Na calma noite, veio a sapiência e parou junto ao meu leito, olhou-me como uma mãe extremosa, limpou minhas lágrimas e disse-me: “Ouvi o grito de tua alma e vim para consolá-la. Estende-me teu coração para que eu possa enchê-lo de luz. Inquire-me e mostrar-te-ei o caminho do direito”
Perguntei: “Quem sou, ó sapiência, como cheguei a este lugar medonho? Para que estas singulares aventuras, estes demasiados livros, e estes pensamentos que passam como bandos de pombos?
E que falatório é este, idealizado pela inclinação, espalhado com prazer?
Que significado têm estas tristezas e alegrias que enlaçam minha alma e abraçam o meu coração? Que olhares são estes que me fitam, vêem as minhas entranhas e se desviam dos meus padecimentos?
Que gritos são estes que lamentam os meus dias, e se rejubila de minha pequenez? Que juventude é esta, que brinca com minhas inclinações e escarnece de minha sensibilidade, esquecendo os afazeres de ontem, e alegrando-se com o folguedo do momento? Que mundo é este que me leva aonde não sei, e pára quando estou absorto?
E que terra é esta, com a boca aberta para tragar os corpos, e com o seio descoberto para a residência dos ambiciosos? Quem é este homem, que se contenta com a felicidade, se para obtê-la há o precipício? E que pede o beijo da vida e a morte esbofetea-o, e que compra um minuto de gozo com um ano de arependimento, que se entrega a Morfeu, e os sonhos chamam-no, e que caminha com as ribeiras da ignorância para o vale das trevas? Que são todas essas coisas, ó sapiência?…”
Respondeu: “Tú, ó humano, queres ver este mundo com olhar de divindade e queres compreender o mistério do mundo futuro com pensares humanos? Isto é o cúmulo do atrevimento! Vai para a campina e acharás a abelha volteando nas flores, e o gavião investindo contra a presa. Entra na casa de teu vizinho, verás a criança admirada com o clarão do fogo, e a mãe ocupada nos afazeres domésticos.

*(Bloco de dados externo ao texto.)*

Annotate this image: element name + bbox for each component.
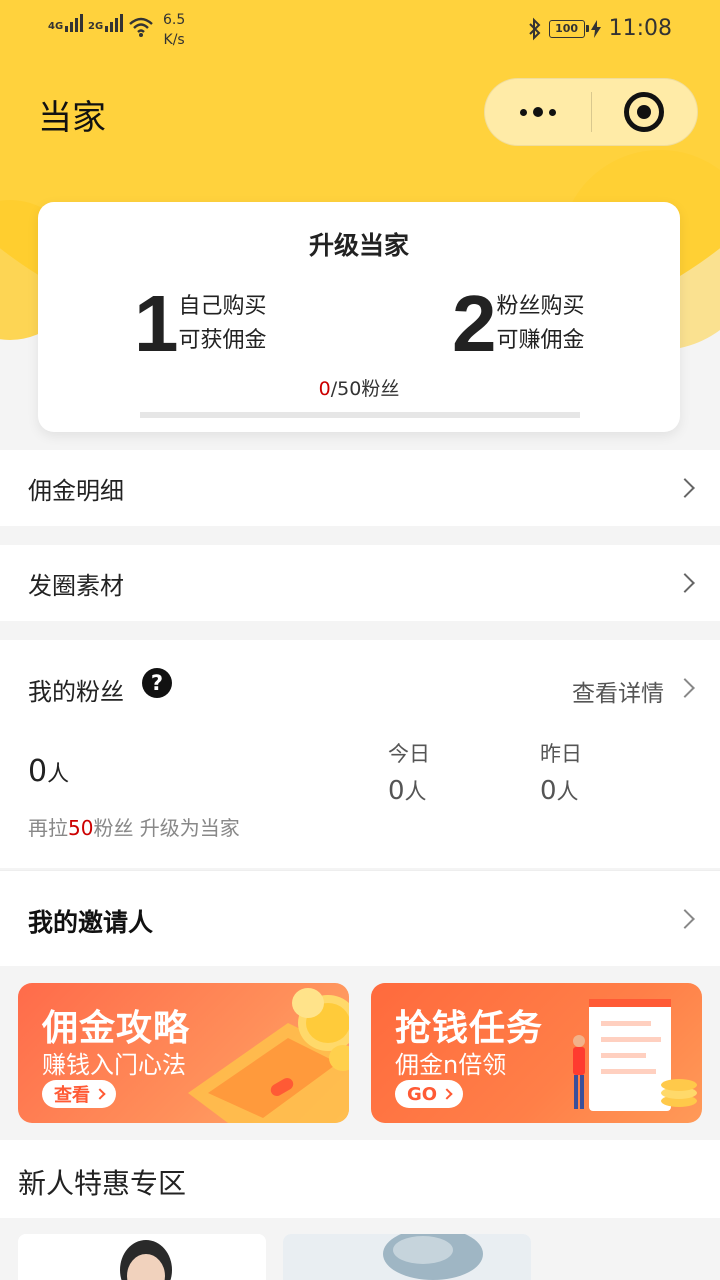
my-inviter-title: 我的邀请人	[28, 908, 154, 937]
charging-icon	[590, 19, 601, 38]
upgrade-step-2: 2 粉丝购买 可赚佣金	[452, 284, 585, 364]
upgrade-card-title: 升级当家	[308, 231, 409, 260]
signal-2g: 2G	[88, 14, 124, 32]
commission-guide-banner[interactable]: 佣金攻略 赚钱入门心法 查看	[18, 983, 349, 1123]
task-board-illustration	[573, 999, 697, 1111]
target-icon	[624, 92, 665, 132]
banner-subtitle: 赚钱入门心法	[42, 1051, 186, 1079]
wifi-icon	[129, 17, 153, 37]
chevron-right-icon	[675, 678, 695, 698]
network-speed: 6.5 K/s	[163, 12, 186, 48]
fans-total: 0人	[28, 754, 70, 789]
chevron-right-icon	[675, 908, 695, 929]
view-details-link[interactable]: 查看详情	[572, 674, 664, 708]
product-card[interactable]	[283, 1234, 531, 1280]
post-material-label: 发圈素材	[28, 571, 124, 600]
product-image	[283, 1234, 531, 1280]
fans-progress-label: 0/50粉丝	[318, 378, 400, 400]
bluetooth-icon	[528, 17, 541, 40]
my-inviter-row[interactable]: 我的邀请人	[0, 870, 720, 966]
upgrade-hint: 再拉50粉丝 升级为当家	[28, 816, 240, 840]
today-label: 今日	[388, 742, 430, 766]
banner-title: 抢钱任务	[395, 1008, 544, 1049]
product-card[interactable]	[18, 1234, 266, 1280]
chevron-right-icon	[675, 478, 695, 498]
step-number: 2	[452, 279, 497, 368]
step-number: 1	[134, 279, 179, 368]
view-button[interactable]: 查看	[42, 1080, 116, 1108]
chevron-right-icon	[675, 573, 695, 593]
status-bar: 4G 2G 6.5 K/s 100 11:08	[0, 0, 720, 60]
banner-title: 佣金攻略	[42, 1008, 191, 1049]
clock: 11:08	[608, 16, 672, 41]
money-task-banner[interactable]: 抢钱任务 佣金n倍领 GO	[371, 983, 702, 1123]
page-title: 当家	[38, 98, 106, 138]
my-fans-section: 我的粉丝 ? 查看详情 0人 今日 0人 昨日 0人 再拉50粉丝 升级为当家	[0, 640, 720, 868]
step-text: 可赚佣金	[496, 328, 585, 353]
signal-4g: 4G	[48, 14, 84, 32]
step-text: 粉丝购买	[496, 294, 585, 319]
fans-progress-bar	[140, 412, 580, 418]
more-button[interactable]	[485, 79, 591, 145]
coins-illustration	[188, 988, 349, 1123]
post-material-row[interactable]: 发圈素材	[0, 545, 720, 621]
yesterday-label: 昨日	[540, 742, 582, 766]
more-dots-icon	[519, 108, 527, 116]
arrow-right-icon	[94, 1088, 106, 1100]
yesterday-value: 0人	[540, 776, 579, 806]
step-text: 可获佣金	[178, 328, 267, 353]
upgrade-card: 升级当家 1 自己购买 可获佣金 2 粉丝购买 可赚佣金 0/50粉丝	[38, 202, 680, 432]
step-text: 自己购买	[178, 294, 267, 319]
banner-subtitle: 佣金n倍领	[395, 1051, 507, 1079]
newcomer-section-title: 新人特惠专区	[0, 1140, 720, 1218]
my-fans-title: 我的粉丝	[28, 678, 124, 706]
arrow-right-icon	[441, 1088, 453, 1100]
go-button[interactable]: GO	[395, 1080, 464, 1108]
question-circle-icon[interactable]: ?	[142, 668, 172, 698]
upgrade-step-1: 1 自己购买 可获佣金	[134, 284, 267, 364]
close-program-button[interactable]	[592, 79, 698, 145]
commission-detail-label: 佣金明细	[28, 476, 124, 505]
mini-program-capsule	[484, 78, 698, 146]
battery-icon: 100	[548, 19, 589, 38]
today-value: 0人	[388, 776, 427, 806]
product-image	[18, 1234, 266, 1280]
commission-detail-row[interactable]: 佣金明细	[0, 450, 720, 526]
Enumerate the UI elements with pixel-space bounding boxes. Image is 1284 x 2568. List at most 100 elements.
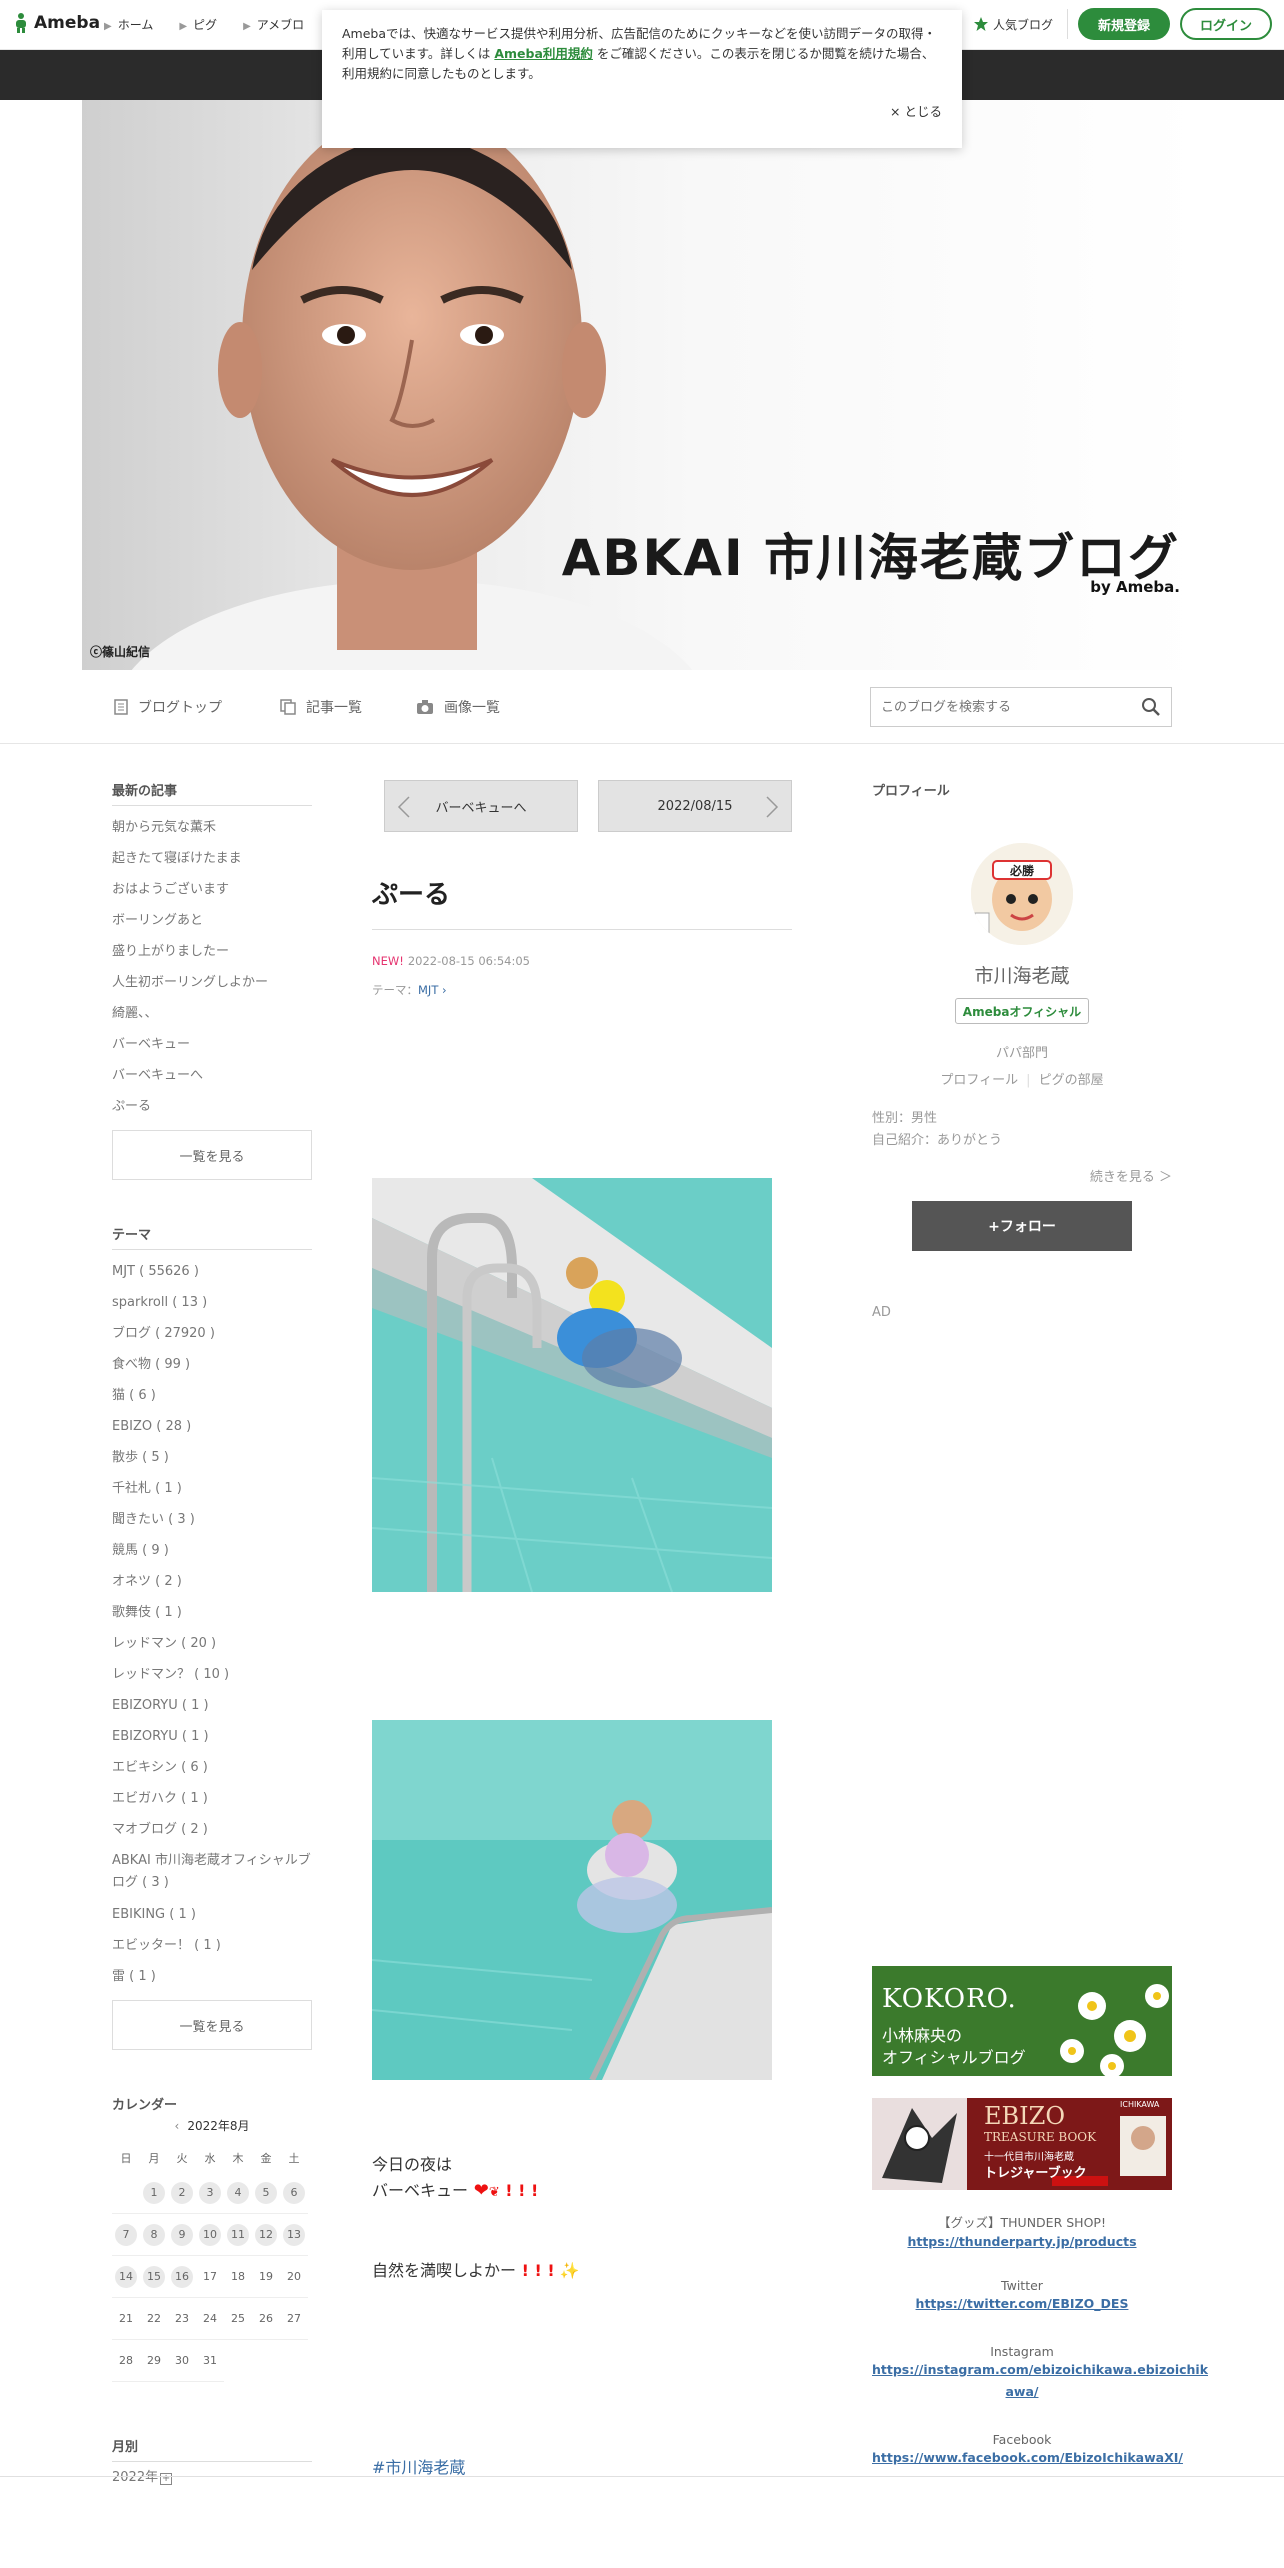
- blog-search-input[interactable]: [871, 688, 1121, 726]
- archive-year-label: 2022年: [112, 2470, 159, 2485]
- calendar-day[interactable]: 12: [252, 2214, 280, 2256]
- theme-item[interactable]: レッドマン？ ( 10 ): [112, 1659, 312, 1690]
- ebizo-treasure-book-banner[interactable]: EBIZO ICHIKAWA TREASURE BOOK 十一代目市川海老蔵 ト…: [872, 2098, 1172, 2190]
- theme-item[interactable]: EBIZO ( 28 ): [112, 1411, 312, 1442]
- follow-button[interactable]: +フォロー: [912, 1201, 1132, 1251]
- image-list-link[interactable]: 画像一覧: [416, 697, 500, 717]
- article-list-link[interactable]: 記事一覧: [280, 697, 362, 717]
- calendar-day[interactable]: 6: [280, 2172, 308, 2214]
- recent-article-item[interactable]: 盛り上がりましたー: [112, 936, 312, 967]
- calendar-day[interactable]: 16: [168, 2256, 196, 2298]
- terms-link[interactable]: Ameba利用規約: [494, 46, 593, 61]
- theme-item[interactable]: エビッター！ ( 1 ): [112, 1930, 312, 1961]
- theme-item[interactable]: 歌舞伎 ( 1 ): [112, 1597, 312, 1628]
- theme-item[interactable]: 食べ物 ( 99 ): [112, 1349, 312, 1380]
- recent-article-item[interactable]: 朝から元気な薫禾: [112, 812, 312, 843]
- ebizo-banner-subtitle: TREASURE BOOK: [984, 2130, 1097, 2144]
- recent-article-item[interactable]: 綺麗、、: [112, 998, 312, 1029]
- recent-article-item[interactable]: ぷーる: [112, 1091, 312, 1122]
- theme-item[interactable]: 散歩 ( 5 ): [112, 1442, 312, 1473]
- theme-item[interactable]: 千社札 ( 1 ): [112, 1473, 312, 1504]
- profile-category[interactable]: パパ部門: [872, 1042, 1172, 1061]
- theme-item[interactable]: sparkroll ( 13 ): [112, 1287, 312, 1318]
- hashtag-link[interactable]: #市川海老蔵: [372, 2454, 465, 2478]
- theme-item[interactable]: ABKAI 市川海老蔵オフィシャルブログ ( 3 ): [112, 1845, 312, 1899]
- recent-article-item[interactable]: 人生初ボーリングしよかー: [112, 967, 312, 998]
- calendar-day[interactable]: 5: [252, 2172, 280, 2214]
- theme-item[interactable]: ブログ ( 27920 ): [112, 1318, 312, 1349]
- blog-top-link[interactable]: ブログトップ: [114, 697, 222, 717]
- expand-plus-icon[interactable]: +: [160, 2473, 173, 2485]
- theme-item[interactable]: EBIKING ( 1 ): [112, 1899, 312, 1930]
- theme-item[interactable]: エビガハク ( 1 ): [112, 1783, 312, 1814]
- nav-ameblo-label: アメブロ: [256, 18, 305, 32]
- recent-article-item[interactable]: 起きたて寝ぼけたまま: [112, 843, 312, 874]
- theme-item[interactable]: 聞きたい ( 3 ): [112, 1504, 312, 1535]
- theme-item[interactable]: マオブログ ( 2 ): [112, 1814, 312, 1845]
- calendar-day[interactable]: 4: [224, 2172, 252, 2214]
- calendar-day: 20: [280, 2256, 308, 2298]
- nav-home[interactable]: ▶ ホーム: [104, 16, 153, 33]
- theme-item[interactable]: オネツ ( 2 ): [112, 1566, 312, 1597]
- calendar-day: 22: [140, 2298, 168, 2340]
- twitter-link[interactable]: https://twitter.com/EBIZO_DES: [872, 2293, 1172, 2315]
- kokoro-banner[interactable]: KOKORO. 小林麻央の オフィシャルブログ: [872, 1966, 1172, 2076]
- theme-item[interactable]: MJT ( 55626 ): [112, 1256, 312, 1287]
- pool-photo-2[interactable]: [372, 1720, 772, 2080]
- archive-year-item[interactable]: 2022年 +: [112, 2468, 312, 2488]
- calendar-day[interactable]: 11: [224, 2214, 252, 2256]
- register-button[interactable]: 新規登録: [1078, 8, 1170, 40]
- theme-item[interactable]: レッドマン ( 20 ): [112, 1628, 312, 1659]
- theme-item[interactable]: EBIZORYU ( 1 ): [112, 1721, 312, 1752]
- ameba-logo[interactable]: Ameba: [12, 12, 100, 34]
- recent-article-item[interactable]: バーベキュー: [112, 1029, 312, 1060]
- blog-title: ABKAI 市川海老蔵ブログ: [561, 529, 1180, 587]
- recent-article-item[interactable]: おはようございます: [112, 874, 312, 905]
- recent-more-button[interactable]: 一覧を見る: [112, 1130, 312, 1180]
- themes-more-button[interactable]: 一覧を見る: [112, 2000, 312, 2050]
- profile-name[interactable]: 市川海老蔵: [872, 961, 1172, 988]
- recent-article-item[interactable]: バーベキューへ: [112, 1060, 312, 1091]
- theme-item[interactable]: EBIZORYU ( 1 ): [112, 1690, 312, 1721]
- calendar-day[interactable]: 13: [280, 2214, 308, 2256]
- instagram-link-cont[interactable]: awa/: [872, 2381, 1172, 2403]
- avatar[interactable]: 必勝: [971, 843, 1073, 945]
- calendar-day[interactable]: 2: [168, 2172, 196, 2214]
- calendar-day[interactable]: 10: [196, 2214, 224, 2256]
- popular-blogs-link[interactable]: 人気ブログ: [973, 9, 1068, 39]
- search-icon[interactable]: [1141, 697, 1161, 717]
- calendar-day[interactable]: 1: [140, 2172, 168, 2214]
- pig-room-link[interactable]: ピグの部屋: [1039, 1073, 1104, 1088]
- login-button[interactable]: ログイン: [1180, 8, 1272, 40]
- profile-link[interactable]: プロフィール: [940, 1073, 1018, 1088]
- calendar-day[interactable]: 3: [196, 2172, 224, 2214]
- theme-link[interactable]: MJT ›: [418, 983, 447, 997]
- theme-item[interactable]: 競馬 ( 9 ): [112, 1535, 312, 1566]
- calendar-day[interactable]: 7: [112, 2214, 140, 2256]
- theme-item[interactable]: 雷 ( 1 ): [112, 1961, 312, 1992]
- article-theme: テーマ：MJT ›: [372, 982, 792, 998]
- recent-article-item[interactable]: ボーリングあと: [112, 905, 312, 936]
- calendar-day[interactable]: 9: [168, 2214, 196, 2256]
- blog-header-image[interactable]: ABKAI 市川海老蔵ブログ by Ameba. ⓒ篠山紀信: [82, 100, 1202, 670]
- calendar-day[interactable]: 14: [112, 2256, 140, 2298]
- calendar-day[interactable]: 15: [140, 2256, 168, 2298]
- facebook-link[interactable]: https://www.facebook.com/EbizoIchikawaXI…: [872, 2447, 1183, 2469]
- theme-item[interactable]: 猫 ( 6 ): [112, 1380, 312, 1411]
- pool-photo-1[interactable]: [372, 1178, 772, 1592]
- kokoro-title: KOKORO.: [882, 1984, 1017, 2014]
- profile-more-link[interactable]: 続きを見る ＞: [872, 1166, 1172, 1185]
- next-article-button[interactable]: 2022/08/15: [598, 780, 792, 832]
- goods-link[interactable]: https://thunderparty.jp/products: [872, 2231, 1172, 2253]
- nav-pigg[interactable]: ▶ ピグ: [179, 16, 217, 33]
- calendar-day: 23: [168, 2298, 196, 2340]
- theme-item[interactable]: エビキシン ( 6 ): [112, 1752, 312, 1783]
- instagram-link[interactable]: https://instagram.com/ebizoichikawa.ebiz…: [872, 2359, 1208, 2381]
- calendar-day: 24: [196, 2298, 224, 2340]
- nav-ameblo[interactable]: ▶ アメブロ: [243, 16, 304, 33]
- chevron-left-icon[interactable]: ‹: [175, 2119, 180, 2133]
- next-article-label: 2022/08/15: [657, 798, 733, 814]
- prev-article-button[interactable]: バーベキューへ: [384, 780, 578, 832]
- cookie-close-button[interactable]: × とじる: [890, 102, 942, 122]
- calendar-day[interactable]: 8: [140, 2214, 168, 2256]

Sê como as abelhas, e não gastes os dias da primavera observando o gavião. Sê como o infante, alegra-te com o clarão do fogo, e deixa tua mãe com os seus afazeres.
Tudo o que vês, é e será para ti!
Os livros demasiados, os traços estranhos e os belos pensamentos são imagens das almas dos teus antepassados. As conversações que foram por ti abordadas, o que intervinha entre ti e teus irmãos, o homem, e as significações tristes e alegres – são sementes; semeou-as o passado no campo da alma, e o futuro as colherá.
A juventude que brinca com tuas inclinações abrirá a porta do teu coração para a luz entrar.
A Terra que está com a boca aberta libertará a tua alma do cativeiro. Este mundo que te arrasta é teu coração, e o teu coração é tudo de que desconfias, sabedor que este homem que tu julgas ignirante e pequeno, veio da parte de Deus para aprender a alegria pela tristeza e a ciência pelas trevas”
Deitou a sapiência a sua mão na minha fronte ardente e disse: “Vai para a frente e não pares nunca. Não receies os espinhos do caminho. A frente é a perfeição.”